12 In de stokouden is de wijsheid, en in de langheid der dagen het verstand.
Among the ancient is wisedome, and in the length of dayes is vnderstanding.
13 Bij Hem is wijsheid en macht; Hij heeft raad en verstand.
With him is wisedome and strength: he hath counsell and vnderstanding.
14 Ziet, Hij breekt af, en het zal niet herbouwd worden; Hij besluit iemand, en er zal niet opengedaan worden.
Beholde, he will breake downe, and it can not be built: he shutteth a man vp, and he can not be loosed.
15 Ziet, Hij houdt de wateren op, en zij drogen uit; ook laat Hij ze uit, en zij keren de aarde om.
Beholde, he withholdeth the waters, and they drie vp: but when he sendeth them out, they destroy the earth.

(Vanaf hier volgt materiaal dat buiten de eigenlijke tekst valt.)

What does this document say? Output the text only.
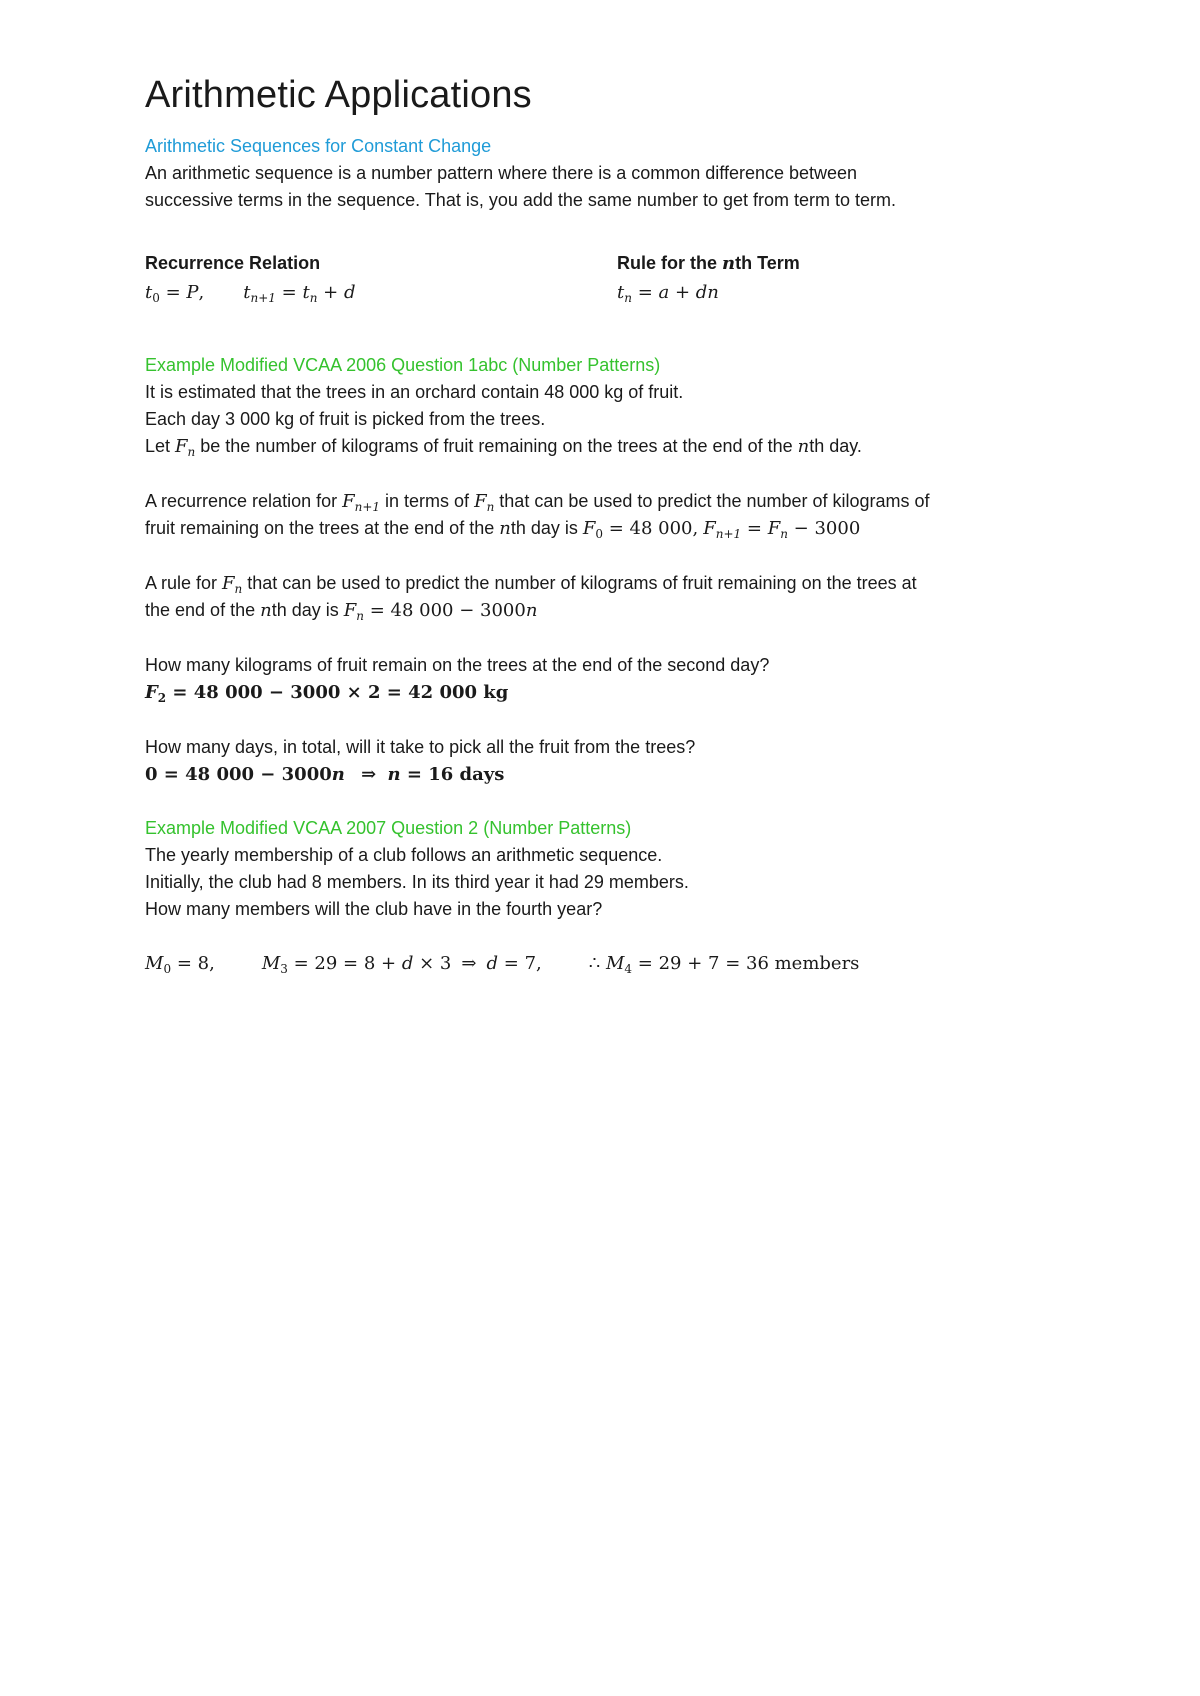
Arithmetic Applications
Arithmetic Sequences for Constant Change
An arithmetic sequence is a number pattern where there is a common difference between
successive terms in the sequence. That is, you add the same number to get from term to term.
Recurrence Relation	Rule for the nth Term
$t_0 = P$, $t_{n+1} = t_n + d$	$t_n = a$ + dn
Example Modified VCAA 2006 Question 1abc (Number Patterns)
It is estimated that the trees in an orchard contain 48 000 kg of fruit.
Each day 3 000 kg of fruit is picked from the trees.
Let $F_n$ be the number of kilograms of fruit remaining on the trees at the end of the nth day.
A recurrence relation for $F_{n+1}$ in terms of $F_n$ that can be used to predict the number of kilograms of
fruit remaining on the trees at the end of the nth day is $F_0 = 48$ 000, $F_{n+1} = F_n - 3000$
A rule for $F_n$ that can be used to predict the number of kilograms of fruit remaining on the trees at
the end of the nth day is $F_n = 48$ 000 − 3000n
How many kilograms of fruit remain on the trees at the end of the second day?
$F_2 = 48$ 000 − 3000 × 2 = 42 000 kg
How many days, in total, will it take to pick all the fruit from the trees?
0 = 48 000 − 3000n   ⇒  n = 16 days
Example Modified VCAA 2007 Question 2 (Number Patterns)
The yearly membership of a club follows an arithmetic sequence.
Initially, the club had 8 members. In its third year it had 29 members.
How many members will the club have in the fourth year?
$M_0 = 8$,	$M_3 = 29 = 8 + d \times 3$ ⇒ d = 7,	∴ $M_4 = 29 + 7 = 36$ members
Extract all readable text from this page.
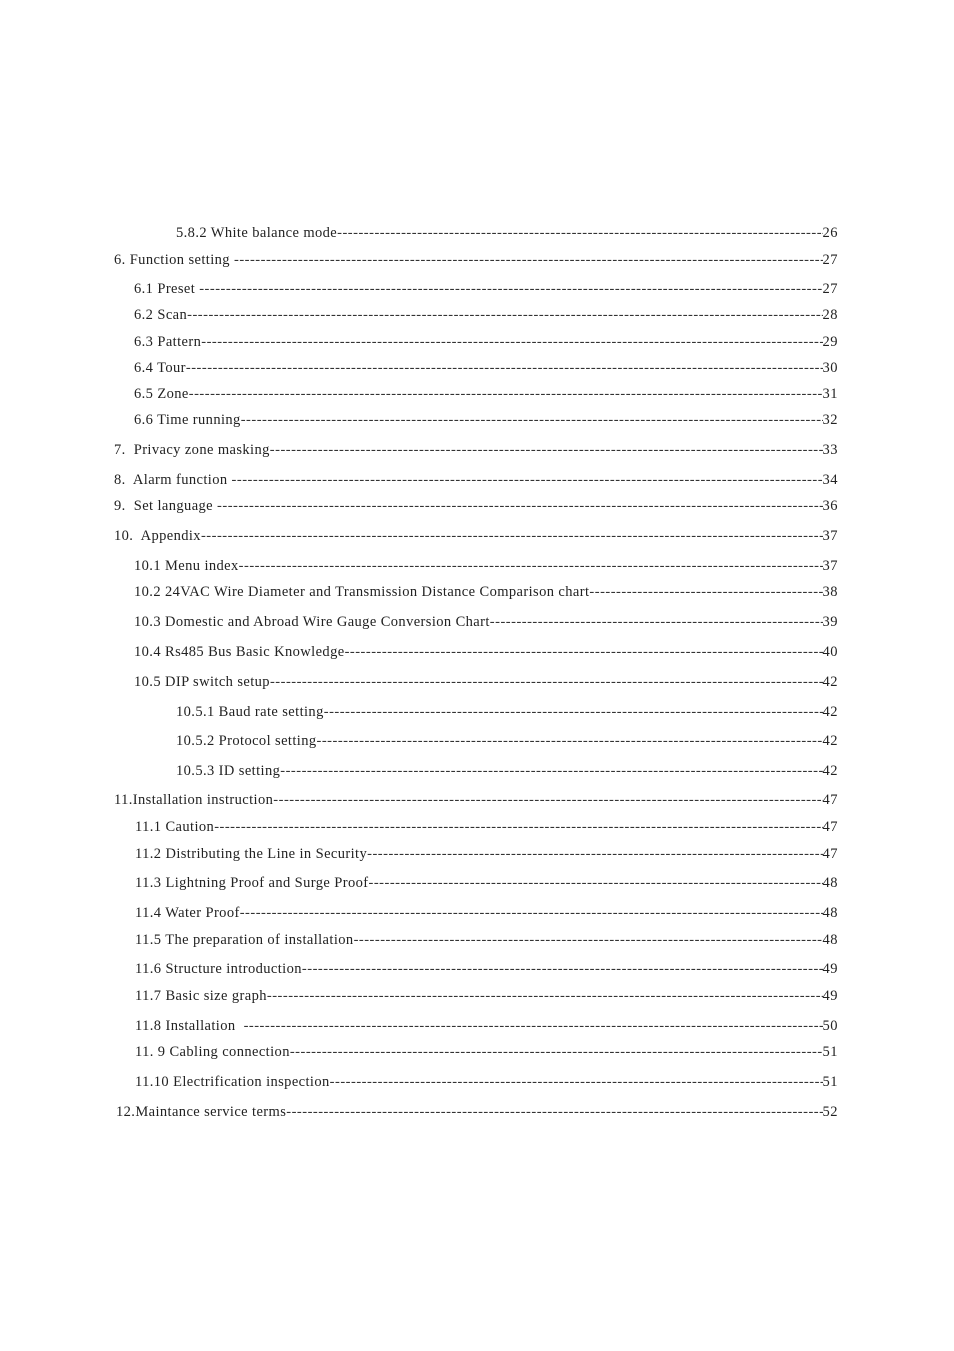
5.8.2 White balance mode -----	26
6. Function setting -----	27
6.1 Preset -----	27
6.2 Scan -----	28
6.3 Pattern -----	29
6.4 Tour -----	30
6.5 Zone -----	31
6.6 Time running -----	32
7.  Privacy zone masking -----	33
8.  Alarm function -----	34
9.  Set language -----	36
10.  Appendix -----	37
10.1 Menu index -----	37
10.2 24VAC Wire Diameter and Transmission Distance Comparison chart -----	38
10.3 Domestic and Abroad Wire Gauge Conversion Chart -----	39
10.4 Rs485 Bus Basic Knowledge -----	40
10.5 DIP switch setup -----	42
10.5.1 Baud rate setting -----	42
10.5.2 Protocol setting -----	42
10.5.3 ID setting -----	42
11.Installation instruction -----	47
11.1 Caution -----	47
11.2 Distributing the Line in Security -----	47
11.3 Lightning Proof and Surge Proof -----	48
11.4 Water Proof -----	48
11.5 The preparation of installation -----	48
11.6 Structure introduction -----	49
11.7 Basic size graph -----	49
11.8 Installation -----	50
11. 9 Cabling connection -----	51
11.10 Electrification inspection -----	51
12.Maintance service terms -----	52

16 Bij Hem is kracht en wijsheid; Zijns is de dwalende, en die doet dwalen.
With him is strength and wisedome: hee that is deceiued, and that deceiueth, are his.

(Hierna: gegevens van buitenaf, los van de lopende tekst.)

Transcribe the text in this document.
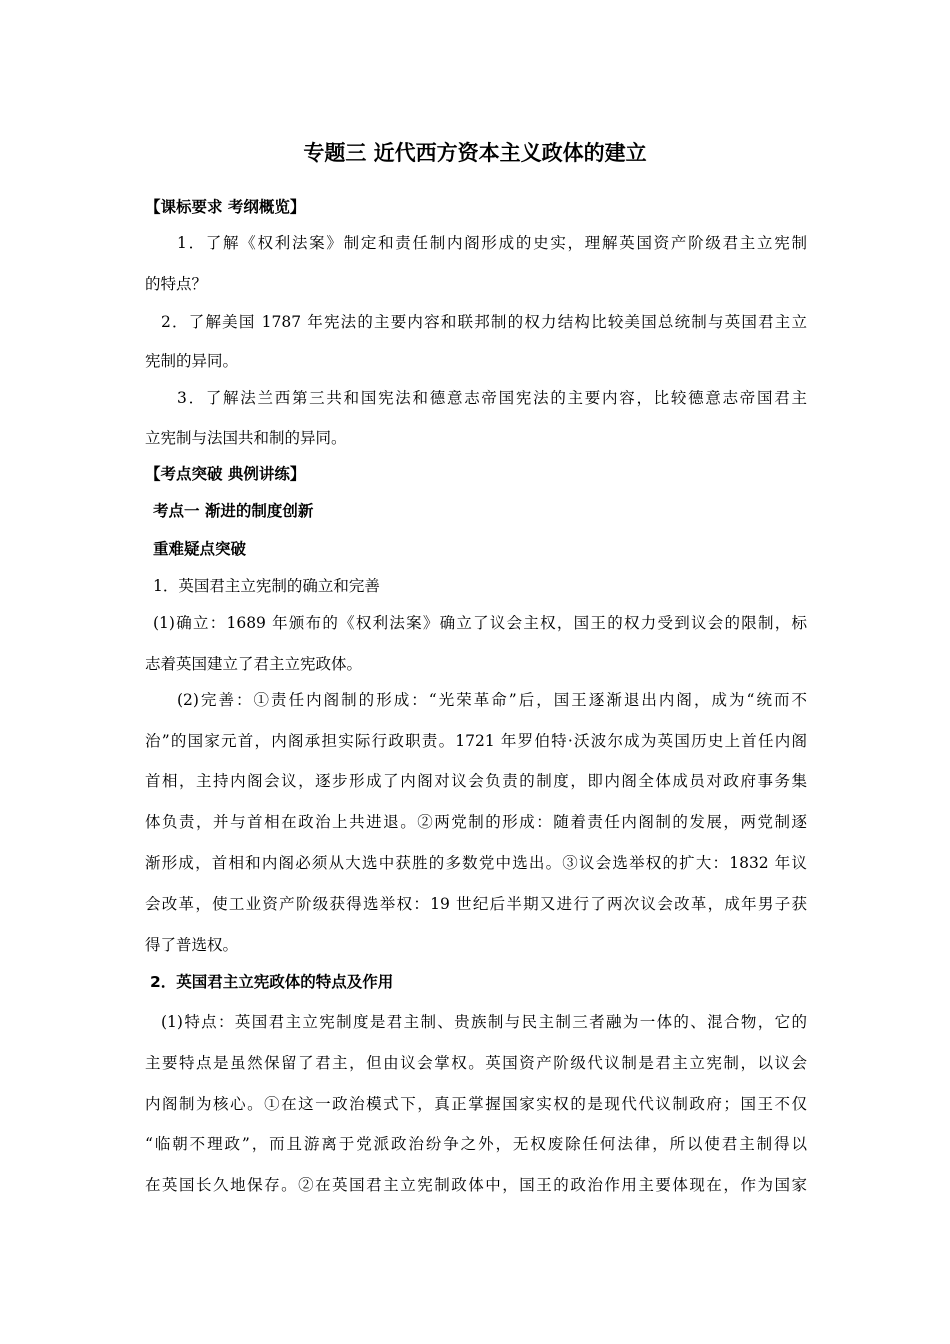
专题三 近代西方资本主义政体的建立
【课标要求 考纲概览】
1．了解《权利法案》制定和责任制内阁形成的史实，理解英国资产阶级君主立宪制
的特点？
2．了解美国 1787 年宪法的主要内容和联邦制的权力结构比较美国总统制与英国君主立
宪制的异同。
3．了解法兰西第三共和国宪法和德意志帝国宪法的主要内容，比较德意志帝国君主
立宪制与法国共和制的异同。
【考点突破 典例讲练】
考点一 渐进的制度创新
重难疑点突破
1．英国君主立宪制的确立和完善
(1)确立：1689 年颁布的《权利法案》确立了议会主权，国王的权力受到议会的限制，标
志着英国建立了君主立宪政体。
(2)完善：①责任内阁制的形成：“光荣革命”后，国王逐渐退出内阁，成为“统而不
治”的国家元首，内阁承担实际行政职责。1721 年罗伯特·沃波尔成为英国历史上首任内阁
首相，主持内阁会议，逐步形成了内阁对议会负责的制度，即内阁全体成员对政府事务集
体负责，并与首相在政治上共进退。②两党制的形成：随着责任内阁制的发展，两党制逐
渐形成，首相和内阁必须从大选中获胜的多数党中选出。③议会选举权的扩大：1832 年议
会改革，使工业资产阶级获得选举权：19 世纪后半期又进行了两次议会改革，成年男子获
得了普选权。
2．英国君主立宪政体的特点及作用
(1)特点：英国君主立宪制度是君主制、贵族制与民主制三者融为一体的、混合物，它的
主要特点是虽然保留了君主，但由议会掌权。英国资产阶级代议制是君主立宪制，以议会
内阁制为核心。①在这一政治模式下，真正掌握国家实权的是现代代议制政府；国王不仅
“临朝不理政”，而且游离于党派政治纷争之外，无权废除任何法律，所以使君主制得以
在英国长久地保存。②在英国君主立宪制政体中，国王的政治作用主要体现在，作为国家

17 Hij voert de raadsheren beroofd weg, en de rechters maakt Hij uitzinnig,
He causeth the counsellers to goe as spoyled, and maketh the iudges fooles.

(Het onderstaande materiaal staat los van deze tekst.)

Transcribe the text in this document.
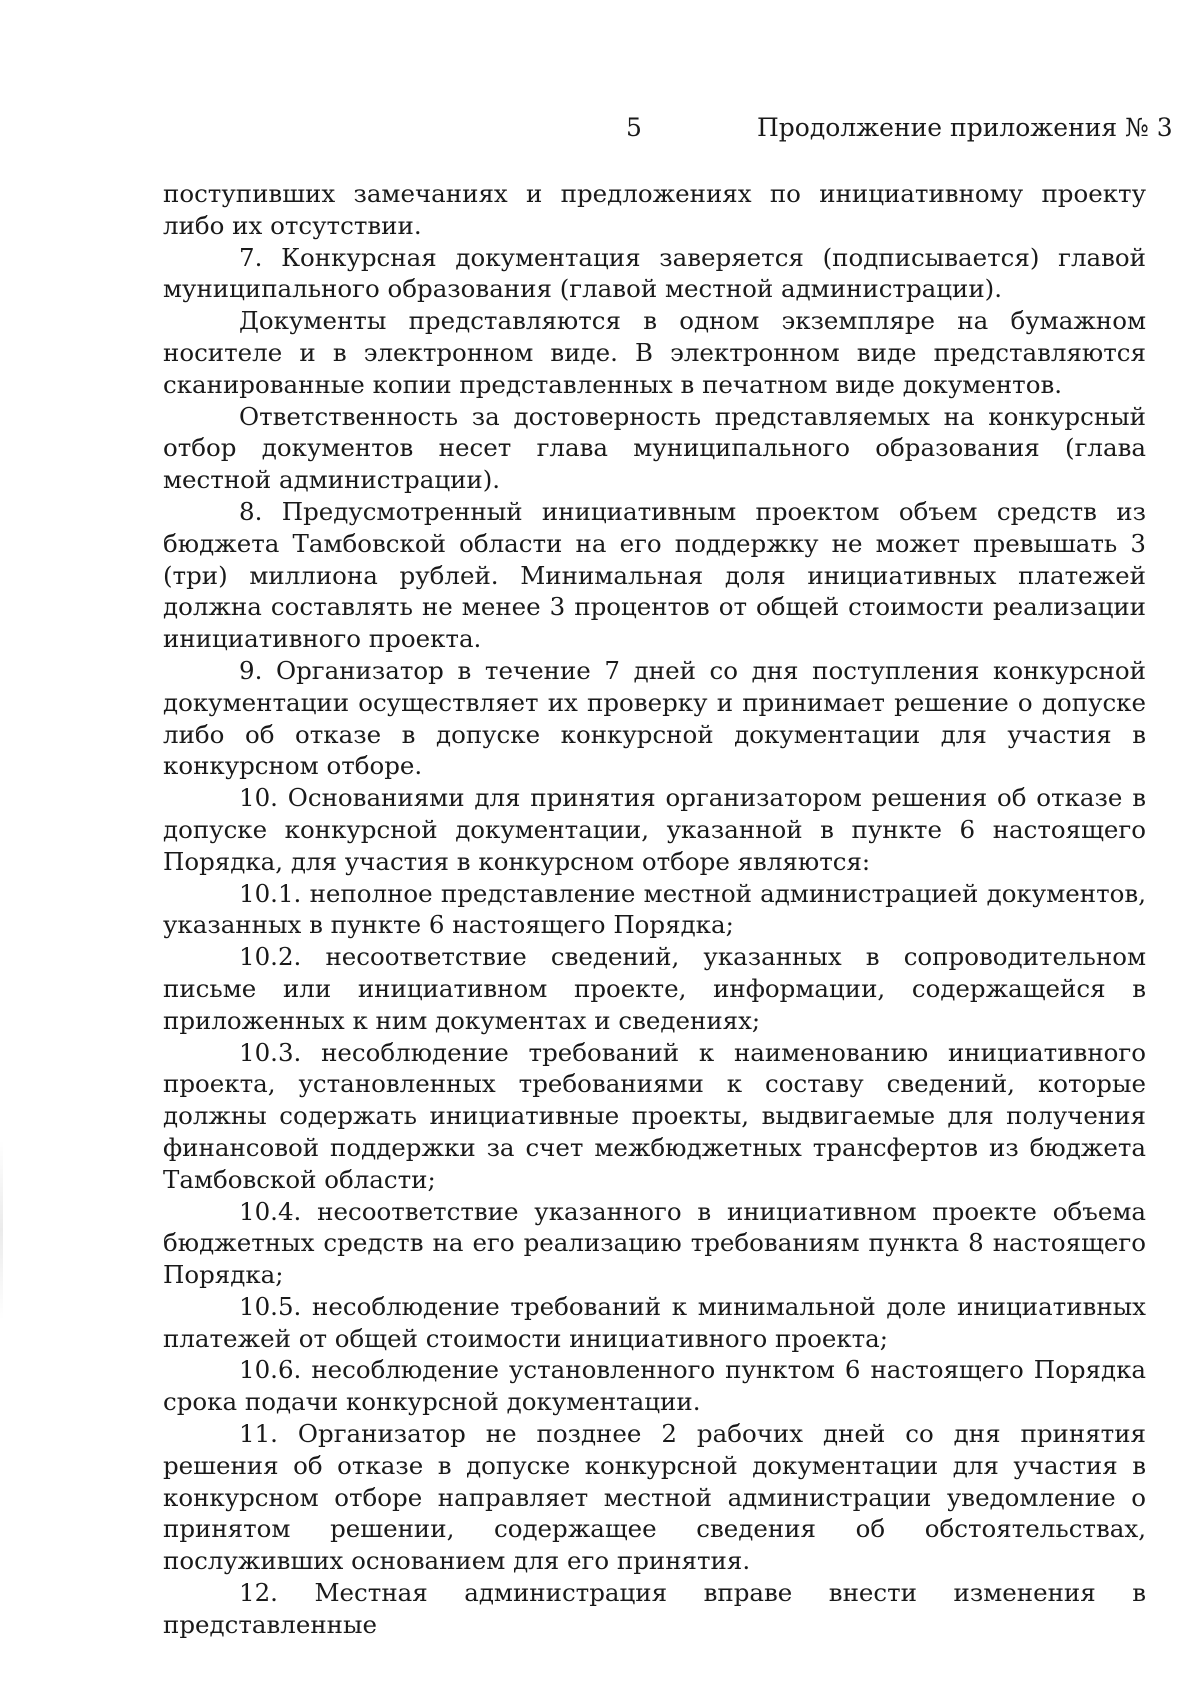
5	Продолжение приложения № 3

поступивших замечаниях и предложениях по инициативному проекту либо их отсутствии.

7. Конкурсная документация заверяется (подписывается) главой муниципального образования (главой местной администрации).

Документы представляются в одном экземпляре на бумажном носителе и в электронном виде. В электронном виде представляются сканированные копии представленных в печатном виде документов.

Ответственность за достоверность представляемых на конкурсный отбор документов несет глава муниципального образования (глава местной администрации).

8. Предусмотренный инициативным проектом объем средств из бюджета Тамбовской области на его поддержку не может превышать 3 (три) миллиона рублей. Минимальная доля инициативных платежей должна составлять не менее 3 процентов от общей стоимости реализации инициативного проекта.

9. Организатор в течение 7 дней со дня поступления конкурсной документации осуществляет их проверку и принимает решение о допуске либо об отказе в допуске конкурсной документации для участия в конкурсном отборе.

10. Основаниями для принятия организатором решения об отказе в допуске конкурсной документации, указанной в пункте 6 настоящего Порядка, для участия в конкурсном отборе являются:

10.1. неполное представление местной администрацией документов, указанных в пункте 6 настоящего Порядка;

10.2. несоответствие сведений, указанных в сопроводительном письме или инициативном проекте, информации, содержащейся в приложенных к ним документах и сведениях;

10.3. несоблюдение требований к наименованию инициативного проекта, установленных требованиями к составу сведений, которые должны содержать инициативные проекты, выдвигаемые для получения финансовой поддержки за счет межбюджетных трансфертов из бюджета Тамбовской области;

10.4. несоответствие указанного в инициативном проекте объема бюджетных средств на его реализацию требованиям пункта 8 настоящего Порядка;

10.5. несоблюдение требований к минимальной доле инициативных платежей от общей стоимости инициативного проекта;

10.6. несоблюдение установленного пунктом 6 настоящего Порядка срока подачи конкурсной документации.

11. Организатор не позднее 2 рабочих дней со дня принятия решения об отказе в допуске конкурсной документации для участия в конкурсном отборе направляет местной администрации уведомление о принятом решении, содержащее сведения об обстоятельствах, послуживших основанием для его принятия.

12. Местная администрация вправе внести изменения в представленные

18 Den band der koningen maakt Hij los, en Hij bindt den gordel aan hun lenden.
He looseth the collar of Kings, and girdeth their loynes with a girdle.
19 Hij voert de oversten beroofd weg, en de machtigen keert Hij om.
He leadeth away the princes as a pray, and ouerthroweth the mightie.
20 Hij beneemt den getrouwen de spraak, en der ouden oordeel neemt Hij weg.
He taketh away the speach from the faithfull counsellers, and taketh away the iudgement of the ancient.
21 Hij giet verachting over de prinsen uit, en Hij verslapt den riem der geweldigen.
He powreth contempt vpon princes, and maketh the strength of the mightie weake.
22 Hij openbaart de diepten uit de duisternis, en des doods schaduwe brengt Hij voort in het licht.
He discouereth the deepe places from their darkenesse, and bringeth foorth the shadowe of death to light.
23 Hij vermenigvuldigt de volken, en verderft ze; Hij breidt de volken uit, en leidt ze.
He increaseth the people, and destroyeth them: he inlargeth the nations, and bringeth them in againe.
24 Hij neemt het hart van de hoofden des volks der aarde weg, en doet hen dwalen in het woeste, waar geen weg is.
He taketh away the heartes of the that are the chiefe ouer the people of the earth, and maketh them to wander in the wildernes out of the way.
25 Zij tasten in de duisternis, waar geen licht is; en Hij doet hen dwalen, als een dronkaard.
They grope in the darke without light: and he maketh the to stagger like a drunken man.